Chapter 27: The Thread

It wasn't the kind of place that held stories.

Not at first glance. Just brick and dust and the sound of distant pipes groaning somewhere above the ceiling.

But safety has a way of shifting the way you see things.

Arwa woke first.

She didn't remember falling asleep — just curling into herself on the cot, one breath after another, until sleep pulled her under like a tide.

Now, the world was still.

Not quiet — she could hear the faint hum of the old generator, the occasional creak of wood expanding — but still in that way that let her body soften for the first time in days.

She sat up. Her joints ached. Not from injury. Just from holding too much too long.

Zayaan was asleep in the corner, one arm bent behind his head, the other resting loosely over his chest. Still in his boots. Still ready to run if he had to.

Arwa stood. Slowly. Quietly.

She wasn't snooping — not really — but she felt like an intruder anyway as she drifted toward the shelves against the wall.

Old supplies. Tools. A few data chips in coded cases.

And then — something softer, almost hidden.

A folded cloth, wedged between two cracked boxes. She pulled it free.

It was a scarf.

Dark green. Worn. Edges fraying. It smelled faintly of smoke... and something sweet -cinnamon, maybe. Her fingers froze on the fabric. Something about the pattern...almost like henna lines, looping and trailing in uneven swirls — hit somewhere too deep.

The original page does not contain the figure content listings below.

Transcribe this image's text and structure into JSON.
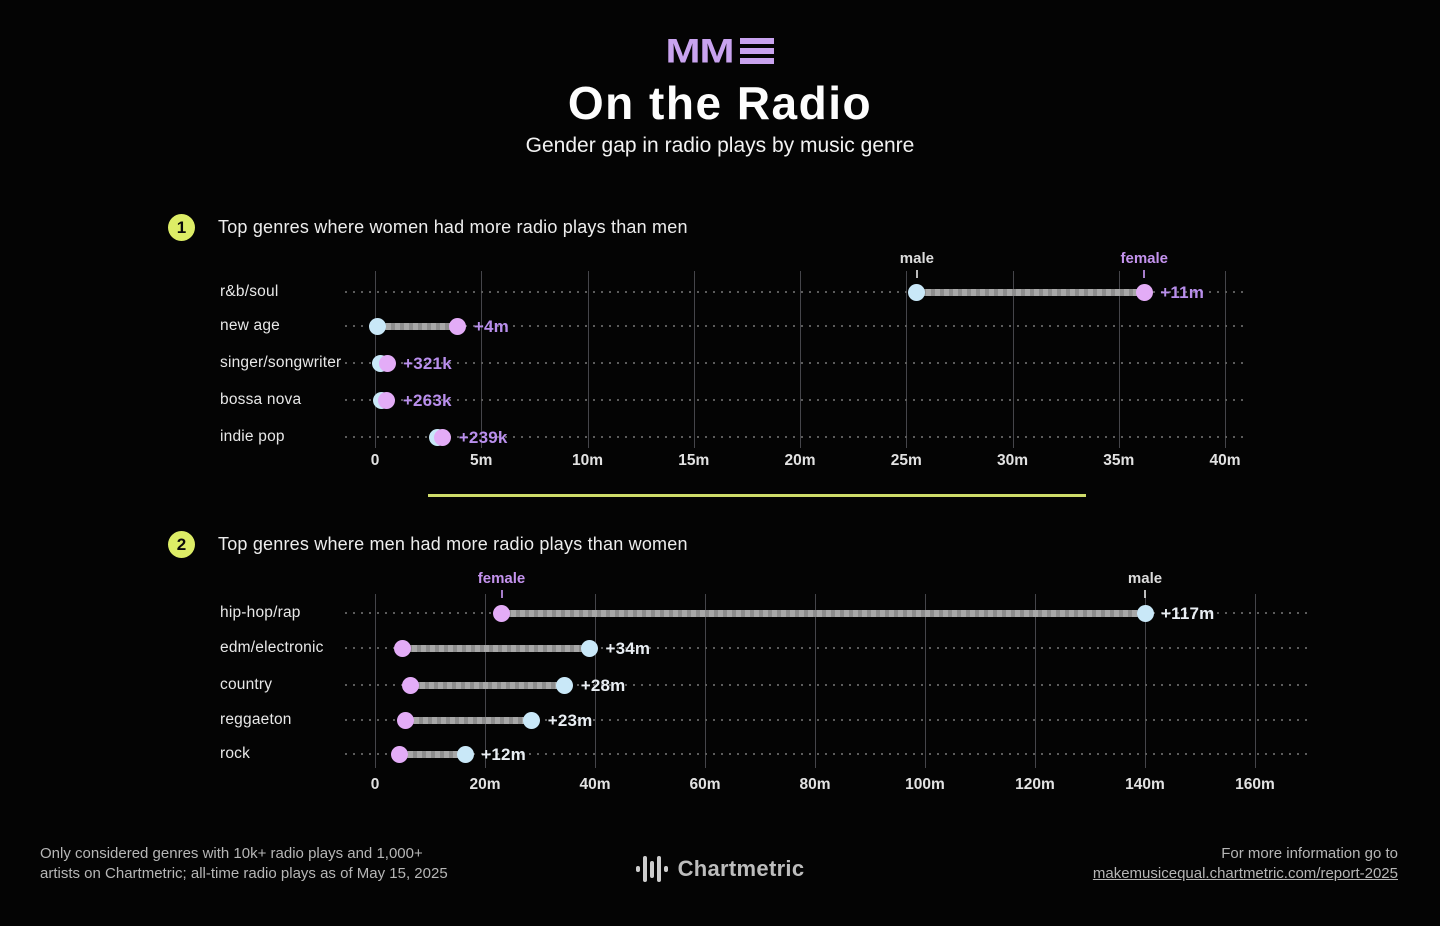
{
  "header": {
    "logo_letters": "MM",
    "logo_icon": "triple-bar-icon",
    "title": "On the Radio",
    "subtitle": "Gender gap in radio plays by music genre"
  },
  "sections": [
    {
      "badge": "1",
      "heading": "Top genres where women had more radio plays than men"
    },
    {
      "badge": "2",
      "heading": "Top genres where men had more radio plays than women"
    }
  ],
  "colors": {
    "accent_purple": "#c9a3ef",
    "female_dot": "#e3acf7",
    "male_dot": "#c9e8f8",
    "female_value_text": "#b98fec",
    "male_value_text": "#e9eef3",
    "male_annotation_text": "#dcdcdc",
    "female_annotation_text": "#c493ee",
    "badge_fill": "#dded66",
    "divider": "#cfdc6a",
    "connector_bar": "#9f9f9f"
  },
  "chart_data": [
    {
      "type": "dumbbell",
      "title": "Top genres where women had more radio plays than men",
      "x_unit": "all-time radio plays (millions)",
      "xlim": [
        0,
        40
      ],
      "tick_values": [
        0,
        5,
        10,
        15,
        20,
        25,
        30,
        35,
        40
      ],
      "tick_labels": [
        "0",
        "5m",
        "10m",
        "15m",
        "20m",
        "25m",
        "30m",
        "35m",
        "40m"
      ],
      "leader": "female",
      "grid": "vertical-solid-plus-horizontal-dotted",
      "rows": [
        {
          "genre": "r&b/soul",
          "male": 25.5,
          "female": 36.2,
          "gap_label": "+11m"
        },
        {
          "genre": "new age",
          "male": 0.1,
          "female": 3.9,
          "gap_label": "+4m"
        },
        {
          "genre": "singer/songwriter",
          "male": 0.25,
          "female": 0.57,
          "gap_label": "+321k"
        },
        {
          "genre": "bossa nova",
          "male": 0.3,
          "female": 0.56,
          "gap_label": "+263k"
        },
        {
          "genre": "indie pop",
          "male": 2.95,
          "female": 3.19,
          "gap_label": "+239k"
        }
      ],
      "annotations": [
        {
          "text": "male",
          "anchor": "male",
          "row": 0
        },
        {
          "text": "female",
          "anchor": "female",
          "row": 0
        }
      ]
    },
    {
      "type": "dumbbell",
      "title": "Top genres where men had more radio plays than women",
      "x_unit": "all-time radio plays (millions)",
      "xlim": [
        0,
        160
      ],
      "tick_values": [
        0,
        20,
        40,
        60,
        80,
        100,
        120,
        140,
        160
      ],
      "tick_labels": [
        "0",
        "20m",
        "40m",
        "60m",
        "80m",
        "100m",
        "120m",
        "140m",
        "160m"
      ],
      "leader": "male",
      "grid": "vertical-solid-plus-horizontal-dotted",
      "rows": [
        {
          "genre": "hip-hop/rap",
          "female": 23,
          "male": 140,
          "gap_label": "+117m"
        },
        {
          "genre": "edm/electronic",
          "female": 5,
          "male": 39,
          "gap_label": "+34m"
        },
        {
          "genre": "country",
          "female": 6.5,
          "male": 34.5,
          "gap_label": "+28m"
        },
        {
          "genre": "reggaeton",
          "female": 5.5,
          "male": 28.5,
          "gap_label": "+23m"
        },
        {
          "genre": "rock",
          "female": 4.4,
          "male": 16.4,
          "gap_label": "+12m"
        }
      ],
      "annotations": [
        {
          "text": "female",
          "anchor": "female",
          "row": 0
        },
        {
          "text": "male",
          "anchor": "male",
          "row": 0
        }
      ]
    }
  ],
  "footer": {
    "note_line1": "Only considered genres with 10k+ radio plays and 1,000+",
    "note_line2": "artists on Chartmetric; all-time radio plays as of May 15, 2025",
    "brand": "Chartmetric",
    "brand_icon": "waveform-icon",
    "info_line1": "For more information go to",
    "info_link": "makemusicequal.chartmetric.com/report-2025"
  }
}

She pressed it to her face without thinking.

And that's when it happened.

A flicker. A memory not of a place, but a moment.

She was standing in a hallway. Cold walls. Lights flickering overhead. A man's voice — Zayaan's — raised, but not angry. Urgent.

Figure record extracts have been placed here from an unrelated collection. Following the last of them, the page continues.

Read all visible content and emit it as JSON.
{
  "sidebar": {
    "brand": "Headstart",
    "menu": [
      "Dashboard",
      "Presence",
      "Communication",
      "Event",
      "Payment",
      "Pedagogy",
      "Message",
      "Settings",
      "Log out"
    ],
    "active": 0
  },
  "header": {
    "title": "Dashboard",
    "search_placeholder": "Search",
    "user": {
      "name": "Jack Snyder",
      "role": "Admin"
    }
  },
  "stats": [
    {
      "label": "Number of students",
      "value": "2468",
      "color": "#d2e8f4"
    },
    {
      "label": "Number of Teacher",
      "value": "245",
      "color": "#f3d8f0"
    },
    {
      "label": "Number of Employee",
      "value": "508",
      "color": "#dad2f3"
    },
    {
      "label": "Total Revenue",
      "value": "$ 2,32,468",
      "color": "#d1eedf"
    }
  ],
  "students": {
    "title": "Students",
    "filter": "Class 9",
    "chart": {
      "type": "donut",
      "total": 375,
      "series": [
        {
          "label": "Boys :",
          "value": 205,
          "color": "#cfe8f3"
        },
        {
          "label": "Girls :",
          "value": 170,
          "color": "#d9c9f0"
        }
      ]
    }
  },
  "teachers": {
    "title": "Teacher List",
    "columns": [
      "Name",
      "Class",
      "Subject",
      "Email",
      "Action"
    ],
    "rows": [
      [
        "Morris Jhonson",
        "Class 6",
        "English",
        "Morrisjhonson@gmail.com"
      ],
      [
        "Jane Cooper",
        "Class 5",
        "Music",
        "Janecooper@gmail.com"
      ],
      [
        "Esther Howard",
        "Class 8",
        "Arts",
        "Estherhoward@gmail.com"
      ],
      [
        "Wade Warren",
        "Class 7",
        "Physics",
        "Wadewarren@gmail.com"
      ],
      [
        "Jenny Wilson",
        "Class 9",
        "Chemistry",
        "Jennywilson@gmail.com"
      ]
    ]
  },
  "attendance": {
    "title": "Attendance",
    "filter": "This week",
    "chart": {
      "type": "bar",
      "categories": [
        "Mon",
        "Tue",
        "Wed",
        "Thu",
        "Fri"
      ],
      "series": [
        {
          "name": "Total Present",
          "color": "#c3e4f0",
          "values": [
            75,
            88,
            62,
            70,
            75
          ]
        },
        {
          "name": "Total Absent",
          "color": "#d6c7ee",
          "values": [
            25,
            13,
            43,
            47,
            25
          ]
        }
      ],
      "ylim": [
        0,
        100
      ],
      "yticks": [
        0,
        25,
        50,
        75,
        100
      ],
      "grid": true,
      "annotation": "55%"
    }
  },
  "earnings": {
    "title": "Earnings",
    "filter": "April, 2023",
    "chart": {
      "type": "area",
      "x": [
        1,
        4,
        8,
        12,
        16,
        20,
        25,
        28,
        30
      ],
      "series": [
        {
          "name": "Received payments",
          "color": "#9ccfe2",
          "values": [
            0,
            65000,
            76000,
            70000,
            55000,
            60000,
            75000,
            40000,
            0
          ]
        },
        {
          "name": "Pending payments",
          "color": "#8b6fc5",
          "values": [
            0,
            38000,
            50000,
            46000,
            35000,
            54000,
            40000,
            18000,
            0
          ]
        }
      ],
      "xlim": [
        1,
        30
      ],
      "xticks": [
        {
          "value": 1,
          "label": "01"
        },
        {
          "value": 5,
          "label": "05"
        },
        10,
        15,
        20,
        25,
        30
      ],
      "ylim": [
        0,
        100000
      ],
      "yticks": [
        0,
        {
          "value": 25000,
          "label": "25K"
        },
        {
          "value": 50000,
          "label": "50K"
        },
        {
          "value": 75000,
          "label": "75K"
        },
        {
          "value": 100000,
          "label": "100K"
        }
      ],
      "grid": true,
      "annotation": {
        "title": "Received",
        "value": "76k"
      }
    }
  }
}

"If they trace you back to me...it's over."

She was holding the scarf in her hands.

"Then burn it."

"I'm not burning the last thing that smells like you."

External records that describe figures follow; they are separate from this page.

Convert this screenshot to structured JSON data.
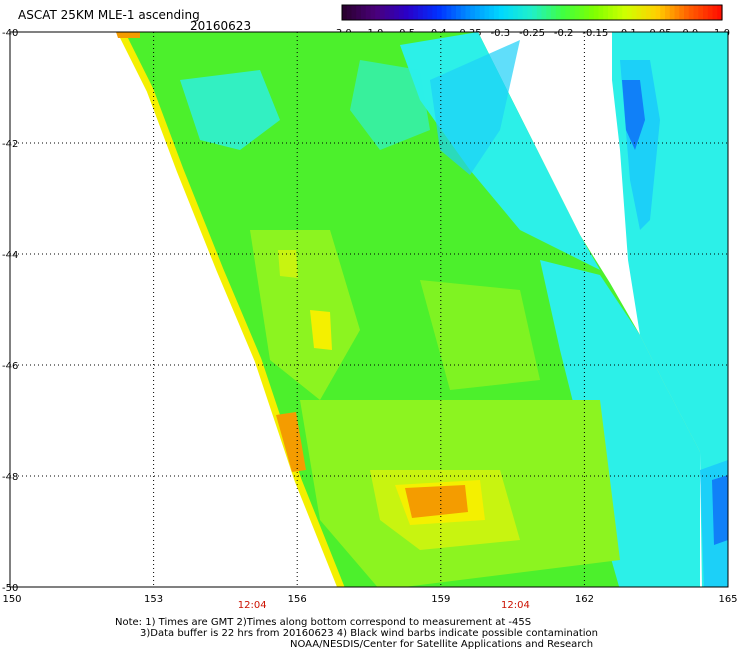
{
  "header": {
    "title": "ASCAT 25KM MLE-1 ascending",
    "date": "20160623"
  },
  "colorbar": {
    "labels": [
      "-3.0",
      "-1.0",
      "-0.5",
      "-0.4",
      "-0.35",
      "-0.3",
      "-0.25",
      "-0.2",
      "-0.15",
      "-0.1",
      "-0.05",
      "0.0",
      "1.0"
    ],
    "colors": [
      "#2a0030",
      "#4a007a",
      "#2a00c8",
      "#0030ff",
      "#0090ff",
      "#00d8ff",
      "#20f0c8",
      "#40ff40",
      "#80ff00",
      "#d0ff00",
      "#ffd000",
      "#ff6000",
      "#ff1000"
    ]
  },
  "map": {
    "lat_labels": [
      "-40",
      "-42",
      "-44",
      "-46",
      "-48",
      "-50"
    ],
    "lon_labels": [
      "150",
      "153",
      "156",
      "159",
      "162",
      "165"
    ],
    "lat_range": [
      -50,
      -40
    ],
    "lon_range": [
      150,
      165
    ],
    "time_labels": [
      {
        "lon": 156,
        "text": "12:04"
      },
      {
        "lon": 161.5,
        "text": "12:04"
      }
    ],
    "colors": {
      "green": "#4cf02c",
      "light_green": "#8cf420",
      "yellow_green": "#c8f410",
      "yellow": "#f4f000",
      "orange": "#f49c00",
      "cyan": "#2cf0e8",
      "light_blue": "#1cd0f8",
      "blue": "#1080f8",
      "time_red": "#cc1100"
    }
  },
  "notes": {
    "line1": "Note: 1) Times are GMT 2)Times along bottom correspond to measurement at -45S",
    "line2": "3)Data buffer is 22 hrs from 20160623 4) Black wind barbs indicate possible contamination",
    "line3": "NOAA/NESDIS/Center for Satellite Applications and Research"
  }
}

Back in the present, her hands clenched the fabric like it might slip away again.

She turned.

Zayaan was watching her now — not surprised. Just… waiting.

"You kept it," she said.

He nodded.

"Didn't know why. Just… couldn't throw it out."

Arwa looked down.

"I remember giving it to you. I remember you didn't want to take it."

"Yeah. You always gave things too easily. Even when you were scared."

Something about the way he said it made her throat tighten...

But then — footsteps.

Not inside.

Outside.

Just one pair. Light. Careful.

Zayaan was up in a second, crossing to the monitor, scanning the black-and-white feed from the one external sensor they'd rigged.

A girl. Young. No weapon.

Arwa moved beside him. The image was grainy, but there was something too familiar in the tilt of the head, the cautious way she scanned the door before knocking once — soft...fast...like a code.

Arwa's breath caught.

"That's… Kiran," she whispered.

Zayaan turned to her, brows raised.

"You remember her?"

She nodded, slowly. "She was like a sister. Not blood. But closer."

Another knock. Then silence.

Zayaan hesitated.

"Trap?"

"No," Arwa said before she could think twice. "She wouldn't."

He looked at her again, longer this time — weighing the risk, reading her face.

Then he nodded. "Okay. Let's let her in."